April showers in Brown County (umbrellas included)

Written by Davie Kean, master gardener at the T.C. Steele State Historic Site

The arrival of spring might be described as lenient, merciful and mild. These terms are also the definition of the word clement, Theodore Steele’s middle name.

I’ve never lived in a city, but I expect that city dwellers also have budding expectations as the end of winter becomes more than just wishful thinking. We all await signs of spring — snowdrops, short sleeves — even rain! A bluebird’s trill one day, a drift of daffodils the next. Spring is cumulative.

Actually spring is more of a dance — two steps forward, one step back. After being teased by temps in the low 70s, it’s back to barely above freezing — but great weather for clearing out the flower beds in Selma Steele’s historic gardens. For you, T.C. Steele’s studio and the country home he shared with his wife Selma offer a glimpse into the past and the arrival of a new season, while sheltered from inclement weather.

T.C. Steele staff member Mary Ann Woerner captured this cheery April scene, despite the drizzle.

Although the site has much to offer on sunny days, (a hike along our wooded trails, a meditative moment at the cemetery, or a stroll through the historic gardens) it’s just as inspiring when the forecast turns gray. Sure, you could remain comfortable and cozy at home, but why not experience a bit of life in the early 1900s — and feel even more comfy in comparison?

Just as 40 degree temperatures feel cool in April but warm in January, comfort is relative. The Steele’s lifestyle (a term yet to be invented in their day) was opulent compared to that of their new Brown County neighbors, but mainstream in Indianapolis, where they usually wintered until 1916.

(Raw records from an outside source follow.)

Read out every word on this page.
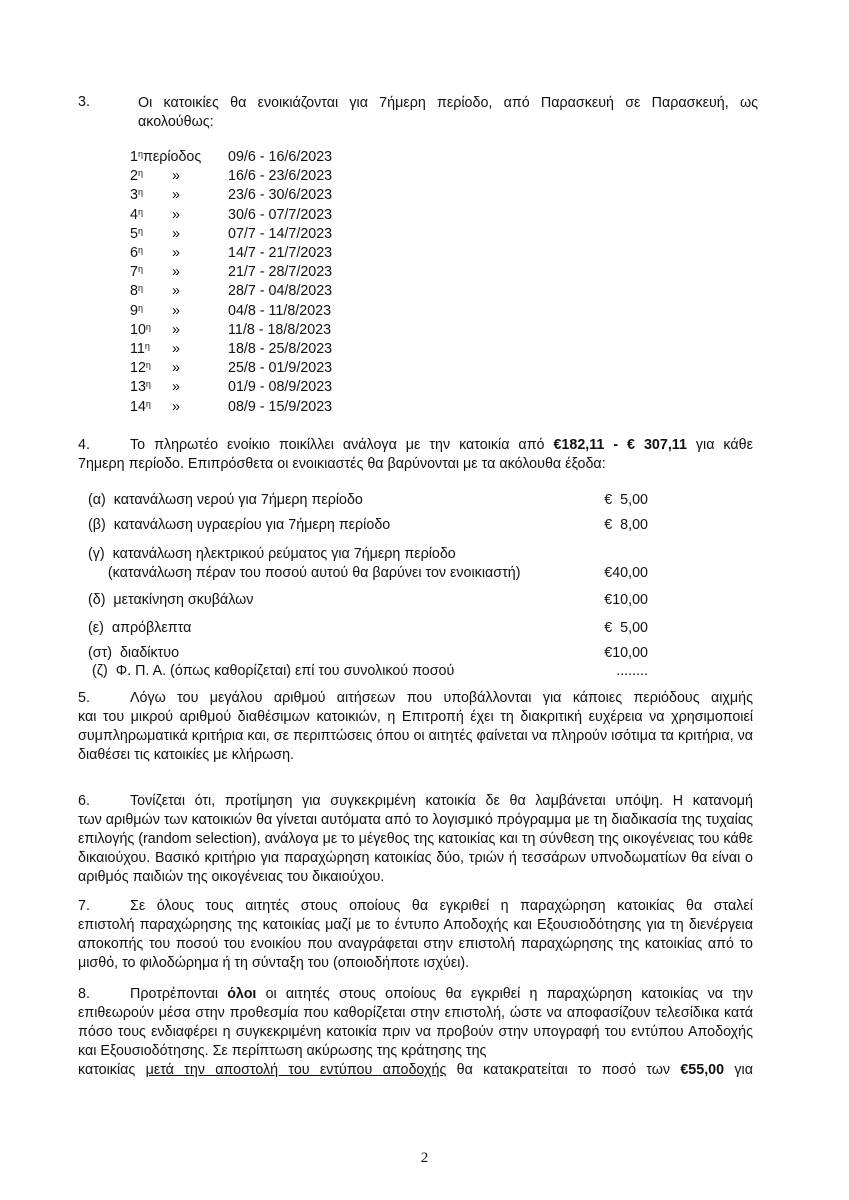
3.	Οι κατοικίες θα ενοικιάζονται για 7ήμερη περίοδο, από Παρασκευή σε Παρασκευή, ως
ακολούθως:
$1^\eta\pi\varepsilon\rho ίo\delta o\varsigma$	09/6 - 16/6/2023
$2^\eta$	»	16/6 - 23/6/2023
$3^\eta$	»	23/6 - 30/6/2023
$4^\eta$	»	30/6 - 07/7/2023
$5^\eta$	»	07/7 - 14/7/2023
$6^\eta$	»	14/7 - 21/7/2023
$7^\eta$	»	21/7 - 28/7/2023
$8^\eta$	»	28/7 - 04/8/2023
$9^\eta$	»	04/8 - 11/8/2023
$10^\eta$	»	11/8 - 18/8/2023
$11^\eta$	»	18/8 - 25/8/2023
$12^\eta$	»	25/8 - 01/9/2023
$13^\eta$	»	01/9 - 08/9/2023
$14^\eta$	»	08/9 - 15/9/2023
4.	Το πληρωτέο ενοίκιο ποικίλλει ανάλογα με την κατοικία από €182,11 - € 307,11 για κάθε
7ημερη περίοδο. Επιπρόσθετα οι ενοικιαστές θα βαρύνονται με τα ακόλουθα έξοδα:
(α)  κατανάλωση νερού για 7ήμερη περίοδο	€  5,00
(β)  κατανάλωση υγραερίου για 7ήμερη περίοδο	€  8,00
(γ)  κατανάλωση ηλεκτρικού ρεύματος για 7ήμερη περίοδο
(κατανάλωση πέραν του ποσού αυτού θα βαρύνει τον ενοικιαστή)	€40,00
(δ)  μετακίνηση σκυβάλων	€10,00
(ε)  απρόβλεπτα	€  5,00
(στ)  διαδίκτυο	€10,00
(ζ)  Φ. Π. Α. (όπως καθορίζεται) επί του συνολικού ποσού	........
5.	Λόγω του μεγάλου αριθμού αιτήσεων που υποβάλλονται για κάποιες περιόδους αιχμής
και του μικρού αριθμού διαθέσιμων κατοικιών, η Επιτροπή έχει τη διακριτική ευχέρεια να χρησιμοποιεί συμπληρωματικά κριτήρια και, σε περιπτώσεις όπου οι αιτητές φαίνεται να πληρούν ισότιμα τα κριτήρια, να διαθέσει τις κατοικίες με κλήρωση.
6.	Τονίζεται ότι, προτίμηση για συγκεκριμένη κατοικία δε θα λαμβάνεται υπόψη. Η κατανομή
των αριθμών των κατοικιών θα γίνεται αυτόματα από το λογισμικό πρόγραμμα με τη διαδικασία της τυχαίας επιλογής (random selection), ανάλογα με το μέγεθος της κατοικίας και τη σύνθεση της οικογένειας του κάθε δικαιούχου. Βασικό κριτήριο για παραχώρηση κατοικίας δύο, τριών ή τεσσάρων υπνοδωματίων θα είναι ο αριθμός παιδιών της οικογένειας του δικαιούχου.
7.	Σε όλους τους αιτητές στους οποίους θα εγκριθεί η παραχώρηση κατοικίας θα σταλεί
επιστολή παραχώρησης της κατοικίας μαζί με το έντυπο Αποδοχής και Εξουσιοδότησης για τη διενέργεια αποκοπής του ποσού του ενοικίου που αναγράφεται στην επιστολή παραχώρησης της κατοικίας από το μισθό, το φιλοδώρημα ή τη σύνταξη του (οποιοδήποτε ισχύει).
8.	Προτρέπονται όλοι οι αιτητές στους οποίους θα εγκριθεί η παραχώρηση κατοικίας να την
επιθεωρούν μέσα στην προθεσμία που καθορίζεται στην επιστολή, ώστε να αποφασίζουν τελεσίδικα κατά πόσο τους ενδιαφέρει η συγκεκριμένη κατοικία πριν να προβούν στην υπογραφή του εντύπου Αποδοχής και Εξουσιοδότησης. Σε περίπτωση ακύρωσης της κράτησης της
κατοικίας μετά την αποστολή του εντύπου αποδοχής θα κατακρατείται το ποσό των €55,00 για
2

Eventually, Nature’s attractions overcame convenience, and T.C. and Selma decided to stay in Brown County year-round. Our schedule now coincides with theirs — we’re open year-round — whatever the weather. Don’t let the rain stop you from visiting. We’re high and dry on Bracken Hill.*

Experience spring in both 1907 and 2011. Let your expectations rise along with the waters of Salt Creek. Next time it rains, take a trek to Brown County and enjoy art, history and nature on 211 acres. Leave your umbrellas at home — we have plenty to spare.

*If spring floods leave the road underwater, call 812.988.2785 for detour directions.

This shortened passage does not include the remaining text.